When an app using Apple’s Virtualization framework configures the virtual display device used by a macOS guest, it passes three integers: two for the display dimensions, and its pixel density in pixels/inch. Careful choice of those can result in a virtual display which is scaled correctly but very slightly fuzzy, or one that is as crisp and clear as the host’s.
When using a Retina display, one way to guarantee optimum clarity is to put the virtual display into HiDPI mode, normally by supplying doubled display dimensions.

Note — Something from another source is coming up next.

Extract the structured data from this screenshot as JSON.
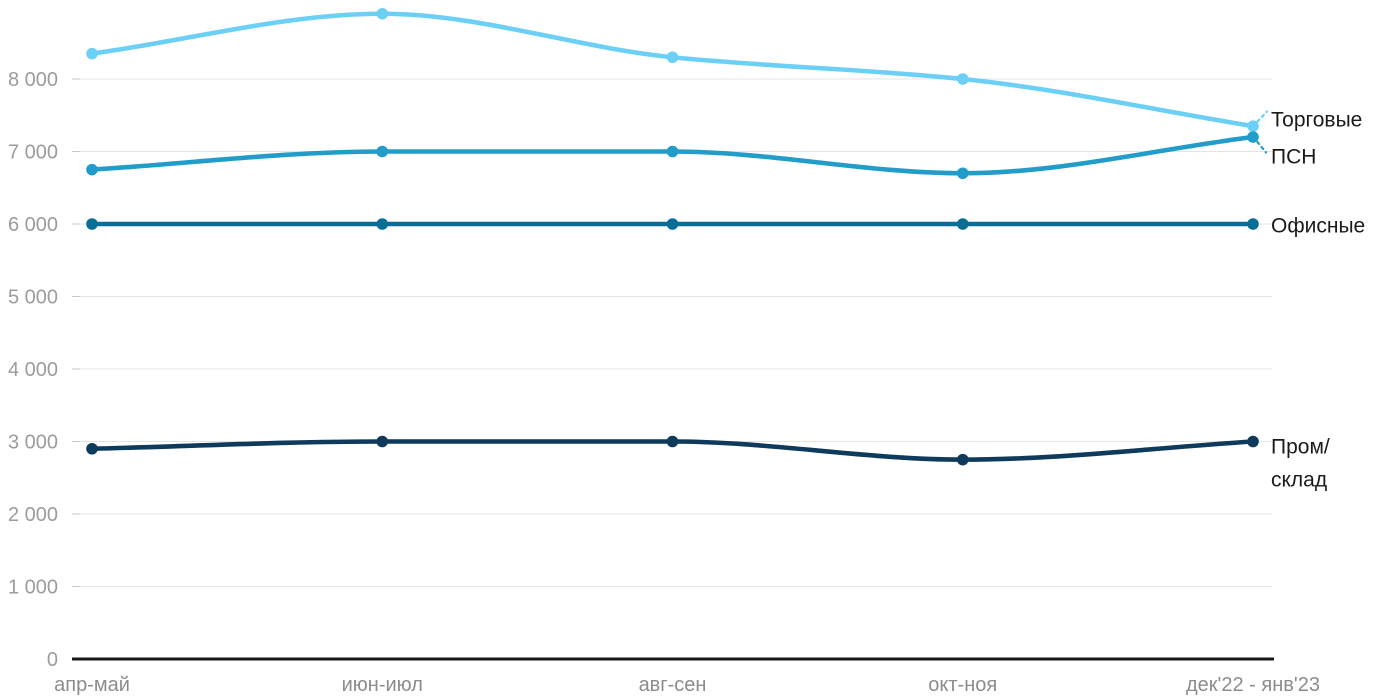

So if you want the virtual display to fill a Studio display, set its dimensions to 5120 x 2880 rather than the nominal dimensions of the maximum window size, 2560 x 1440. Unfortunately, when your VM first starts up with those dimensions, it will size its virtual display to 5120 x 2880 without HiDPI, and you have to engage 2560 x 1440 HiDPI in its Displays pane.
Worse still, there are two situations in which you can’t engage HiDPI: when a VM undergoes personalisation and configuration on its first run, and in Recovery mode (supported only on Ventura hosts).
I prefer running my VMs at a resolution of 1600 x 1000, so this is what I set Viable to:
- for the first run after installing macOS in a new VM, 1600 x 1000 at 80 ppi and no HiDPI;
- once a VM has been fully installed and set up, 1600 x 1000 at 80 ppi with HiDPI turned on, and the Displays pane in the guest set to 1600 x 1000 HiDPI, for a completely crisp virtual display that also scales well even to full screen;
- for Recovery Mode, 1600 x 1000 at 80 ppi and no HiDPI.
Viable beta 3 now gives you complete control to experiment as you wish. It’s available from here: viable1b3
I have other writing commitments over the coming week, and will then be returning to virtualising Linux. Unfortunately, because of the limitations of the Virtualization framework, GUI Linux will require Ventura, but I also intend providing a command-line Linux for Monterey and later.